All restrictions were expected to be lifted by the end of September. U.S. District Court Judge Paul L. Friedman in Washington said he would release Hinckley on June 15 if he remained mentally stable in the community in Virginia, where he has lived since 2016.

Hinckley, who was acquitted of insanity, had spent decades in a psychiatric hospital in Washington.

Hinckley’s freedom will include a concert – he plays guitar and sings – in Brooklyn, New York, which is scheduled for July. He has already won nearly 30,000 followers on Twitter and YouTube in recent months as the judge loosened Hinckley’s restrictions before completely repealing them all.

But the white-haired 67-year-old is far from the nickname he came up with after he shot and wounded the 40th president of the United States – and several others – in front of a hotel in Washington. Today, historians say Hinckley is at best a quiz question and someone who inadvertently helped build the Reagan legend and inspired a push for tighter gun control.

“If Hinckley had managed to kill Reagan, then he would have been a major historical figure,” Hag Brands, a Reagan historian and biographer, wrote in an email to the Associated Press. “As it is, he is a deluded soul that history has forgotten.

Barbara A. Perry, professor and director of presidential research at the Miller Center at the University of Virginia, said Hinckley “may be a matter of danger.”

But its impact remains tangible in Reagan’s legacy.

“To make the president himself so badly hurt and come back from it – it actually made Ronald Reagan a legend, that he became … like the movie hero he was,” Perry said.

Reagan showed grace and humor in the face of death, Perry said. After he was shot, the president told emergency physicians he hoped they were all Republicans. He later joked with his wife, Nancy, that he regretted “forgetting to hide.”

When the president first spoke to Congress after the shooting, he looked “a little weaker, but still a healthy cowboy who is Ronald Reagan,” Perry said.

The assassination attempt paralyzed Reagan spokesman James Brady, who died in 2014.

In 1993, President Bill Clinton signed the Brady Bill, which required a five-day waiting period for gun purchases and inspections of prospective buyers. The Brady Campaign to Prevent Gun Violence and the Brady Center for the Prevention of Gun Violence are named after Brady and his wife, Sarah.

Secret Service agent Timothy McCarthy and Washington police officer Thomas Delahanti were also injured in the shooting.

Last year, McCarthy told the AP that he did not “have very good Christian thoughts” about Hinckley.

“But in any case, I hope they are right,” McCarthy, then 72, said of Hinckley’s impending release. “Because this man’s actions could have changed the course of history.”

Hinckley is 25 years old and suffers from acute psychosis when he shoots Reagan and the others. When jurors found him not guilty of insanity, they said he needed treatment, not a lifetime in prison. He was ordered to live at St. Elizabeth’s Hospital in Washington.

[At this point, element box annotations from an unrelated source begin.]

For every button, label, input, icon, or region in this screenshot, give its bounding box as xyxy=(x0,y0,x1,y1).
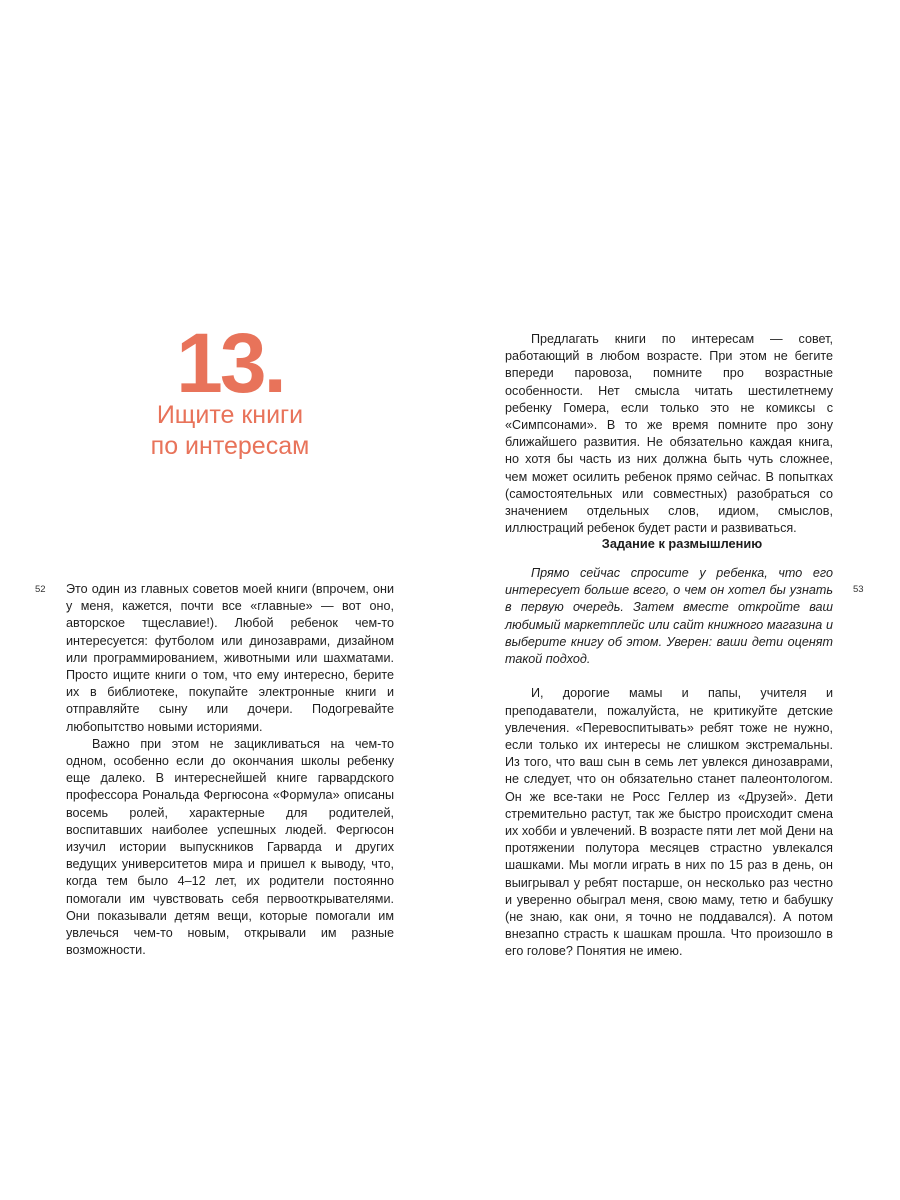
right-page-task-section xyxy=(505,536,833,961)
left-page-body xyxy=(66,581,394,959)
right-page-intro xyxy=(505,331,833,537)
chapter-title-line-2: по интересам xyxy=(150,432,310,460)
chapter-title xyxy=(100,400,360,462)
body-paragraph: Это один из главных советов моей книги (впрочем, они у меня, кажется, почти все «главные» — вот оно, авторское тщеславие!). Любой ребенок чем-то интересуется: футболом или динозаврами, дизайном или программированием, животными или шахматами. Просто ищите книги о том, что ему интересно, берите их в библиотеке, покупайте электронные книги и отправляйте сыну или дочери. Подогревайте любопытство новыми историями. xyxy=(66,582,394,734)
chapter-title-line-1: Ищите книги xyxy=(156,401,304,429)
task-heading: Задание к размышлению xyxy=(601,536,763,551)
body-paragraph: Предлагать книги по интересам — совет, работающий в любом возрасте. При этом не бегите впереди паровоза, помните про возрастные особенности. Нет смысла читать шестилетнему ребенку Гомера, если только это не комиксы с «Симпсонами». В то же время помните про зону ближайшего развития. Не обязательно каждая книга, но хотя бы часть из них должна быть чуть сложнее, чем может осилить ребенок прямо сейчас. В попытках (самостоятельных или совместных) разобраться со значением отдельных слов, идиом, смыслов, иллюстраций ребенок будет расти и развиваться. xyxy=(505,332,833,536)
task-text: Прямо сейчас спросите у ребенка, что его интересует больше всего, о чем он хотел бы узнать в первую очередь. Затем вместе откройте ваш любимый маркетплейс или сайт книжного магазина и выберите книгу об этом. Уверен: ваши дети оценят такой подход. xyxy=(505,566,833,667)
body-paragraph: Важно при этом не зацикливаться на чем-то одном, особенно если до окончания школы ребенку еще далеко. В интереснейшей книге гарвардского профессора Рональда Фергюсона «Формула» описаны восемь ролей, характерные для родителей, воспитавших наиболее успешных людей. Фергюсон изучил истории выпускников Гарварда и других ведущих университетов мира и пришел к выводу, что, когда тем было 4–12 лет, их родители постоянно помогали им чувствовать себя первооткрывателями. Они показывали детям вещи, которые помогали им увлечься чем-то новым, открывали им разные возможности. xyxy=(66,736,394,958)
page-number-right: 53 xyxy=(853,584,864,595)
paragraph-gap xyxy=(505,668,833,685)
body-paragraph: И, дорогие мамы и папы, учителя и преподаватели, пожалуйста, не критикуйте детские увлечения. «Перевоспитывать» ребят тоже не нужно, если только их интересы не слишком экстремальны. Из того, что ваш сын в семь лет увлекся динозаврами, не следует, что он обязательно станет палеонтологом. Он же все-таки не Росс Геллер из «Друзей». Дети стремительно растут, так же быстро происходит смена их хобби и увлечений. В возрасте пяти лет мой Дени на протяжении полутора месяцев страстно увлекался шашками. Мы могли играть в них по 15 раз в день, он выигрывал у ребят постарше, он несколько раз честно и уверенно обыграл меня, свою маму, тетю и бабушку (не знаю, как они, я точно не поддавался). А потом внезапно страсть к шашкам прошла. Что произошло в его голове? Понятия не имею. xyxy=(505,686,833,959)
page-number-left: 52 xyxy=(35,584,46,595)
chapter-number: 13. xyxy=(176,316,284,410)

In the 2000s, Hinckley began visiting his parents’ home in a gated community in Williamsburg. A 2016 court order allows him to live with his mother full-time, albeit under various restrictions, after experts said his mental illness had been in remission for decades.

Hinckley’s mother died in July. He signed a lease for a one-bedroom apartment in the area last year and began living there with his cat Theo, according to court documents.

Stephen J. Morse, a professor of law and psychiatry at the University of Pennsylvania, told the AP last year that acquitting Hinckley of insanity meant “he is not guilty of these horrific things that happened and cannot be punished.”

“If he had not tried to assassinate President Reagan, this man would have been released many years ago,” Morse said.

But the Presidential Foundation and the Ronald Reagan Institute said in a statement last year that they were “saddened” by the court’s plan, saying “we believe John Hinckley is still a threat to others.”

Friedman, the federal judge supervising Hinckley’s case, said on June 1 that Hinckley had shown no signs of active mental illness since the mid-1980s and had shown no violent behavior or interest in guns.

He noted that government lawyers and Hinckley have been fighting for years over whether Hinckley should be given more freedom. But government lawyers ultimately did not oppose Hinckley’s unconditional release.

“It took us a long time to get here,” he said, adding that there was now unanimous agreement: “This is the time to let John Hinckley go on with his life, so we will.”